Pumpkin Turkey Meatballs

I know I know, sounds crazy, but honestly, you don’t taste pumpkin, you do taste that your turkey is no longer dry, but nice and moist in texture thanks to the wholesome goodness of 100% pumpkin.  So tasty and so good for you too!

You need:

17 oz very lean ground turkey

1 egg, beaten

3.7oz pumpkin purée (about 1/2can)

1tbs green onions

1tbs ground flaxmeal

1tbs wheat germ

1tsp basil

1tsp oregano

1tsp crushed red pepper

1tsp black pepper

1tsp garlic/onion powder

1/8tsp ground nutmeg
Combine all ingredients well in a large bowl until all spices are well incorporated and form into 17 balls. Then cooking them is up to you.  You can bake on parchment paper (350F for 30min), simmer in marinara sauce, or pan fry.  Serve with black bean noodles or spiralized zuccini or sweet potato noodles for a gluten free, healthy option. They pack really well just baked to take for lunches and even top on salads.

  Enjoy!

1 serving of 4 meatballs is approx:

118 calories

3fat

4carbs

29protein

2fiber
   
    

    
    
    
 

Decadent Baked Pears

These taste decadent and rich, but contain nothing but fruit, walnuts, and spices. No oil or animal products of any kind! Make for a fancy dessert served a la mode!
Simply:

Cut 4 pears in half and remove pits, cut thinly flat on bottoms so that they will sit flat with the core up

Set pears on a pan with parchement paper.
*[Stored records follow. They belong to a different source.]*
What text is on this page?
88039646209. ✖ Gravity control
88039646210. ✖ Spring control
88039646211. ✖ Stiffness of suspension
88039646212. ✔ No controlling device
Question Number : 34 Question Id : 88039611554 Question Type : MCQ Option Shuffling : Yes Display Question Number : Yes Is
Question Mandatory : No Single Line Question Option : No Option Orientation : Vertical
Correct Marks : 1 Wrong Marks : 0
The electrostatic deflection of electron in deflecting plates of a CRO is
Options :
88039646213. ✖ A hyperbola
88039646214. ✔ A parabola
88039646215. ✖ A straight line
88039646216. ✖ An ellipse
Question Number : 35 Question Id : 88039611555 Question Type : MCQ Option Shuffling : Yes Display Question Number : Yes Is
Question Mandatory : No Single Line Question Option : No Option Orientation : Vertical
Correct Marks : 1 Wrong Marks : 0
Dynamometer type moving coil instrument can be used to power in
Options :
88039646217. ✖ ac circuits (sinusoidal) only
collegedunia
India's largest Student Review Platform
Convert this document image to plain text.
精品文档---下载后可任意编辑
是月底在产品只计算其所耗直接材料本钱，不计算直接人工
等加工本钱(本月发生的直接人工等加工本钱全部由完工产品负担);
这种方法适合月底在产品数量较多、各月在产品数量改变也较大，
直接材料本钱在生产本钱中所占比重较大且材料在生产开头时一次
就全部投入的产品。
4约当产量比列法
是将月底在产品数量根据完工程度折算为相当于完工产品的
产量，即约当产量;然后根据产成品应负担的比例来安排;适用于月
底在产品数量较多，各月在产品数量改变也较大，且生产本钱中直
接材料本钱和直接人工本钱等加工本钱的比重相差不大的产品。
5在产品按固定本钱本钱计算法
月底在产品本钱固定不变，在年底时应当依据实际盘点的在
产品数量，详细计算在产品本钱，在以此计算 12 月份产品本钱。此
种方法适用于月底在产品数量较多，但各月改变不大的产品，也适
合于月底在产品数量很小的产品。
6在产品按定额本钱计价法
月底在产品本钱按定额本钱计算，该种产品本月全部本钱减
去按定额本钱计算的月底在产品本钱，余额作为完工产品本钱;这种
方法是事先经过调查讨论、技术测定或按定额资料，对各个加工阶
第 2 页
Then purée 2 ripe bananas and mix with

1/2tsp vanilla extract

1/2 tsp almond extract

1/4 tsp pumpkin pie spice

1/8 tsp nutmeg

1/16 tsp cardamom
Stuff each pear half with 1 tsp each walnuts; drizzle in sauce, and bake at 350F for 25 minutes.

Serve with a dollop of cottage cheese, greek yogurt, frozen yogurt, or a drizzle of coconut cream.
I’m having one for breakfast with cottage cheese and powdered peanut butter 😀
Enjoy!!
   
    
    
    
    
 

Nom Nom Chicken Tenders

Dip these puppies in some organic ketchup and feel like a kid again 😀 Now that I’m cooking meat in order to meat my protein goals more easily, I’ve had to get creative with my chicken preparation. While I still hate handling raw meat, I’m getting pretty good at some easy yummy chicken recipes for the first time in my life. This is super duper easy and takes me back to comfort food eating back in Nashville. Just need to make a healthy tater tot recipe to go with 😀 These are gluten free.

 This one you need:
About 1.2lb chicken breast tenders

1 egg beaten (or equivalent in egg whites)

For breading simply mix nutritional yeast, cornmeal, oregano, basil, and crushed red pepper
Take your tenders and one by one pat very dry. Then dip in egg whites shaking off any excess and drop into your dry breaking mix. Press firmly into seasoning mix and flip, pressing again firmly so all your crust adheres well to your chicken. Meanwhile preheat oven and spray your foil with coconut oil.

Place breaded tenders on pan and give them a spritz of oil on top for optimal crispy texture. 

Bake at 450F for about 15 minutes, depending on size of tenders. Enjoy! So good. Healthy food that only tastes like junk food 🙂

PS, if you can find this spiced Sir Kensignton ketchup, I highly recommend it with the tenders !!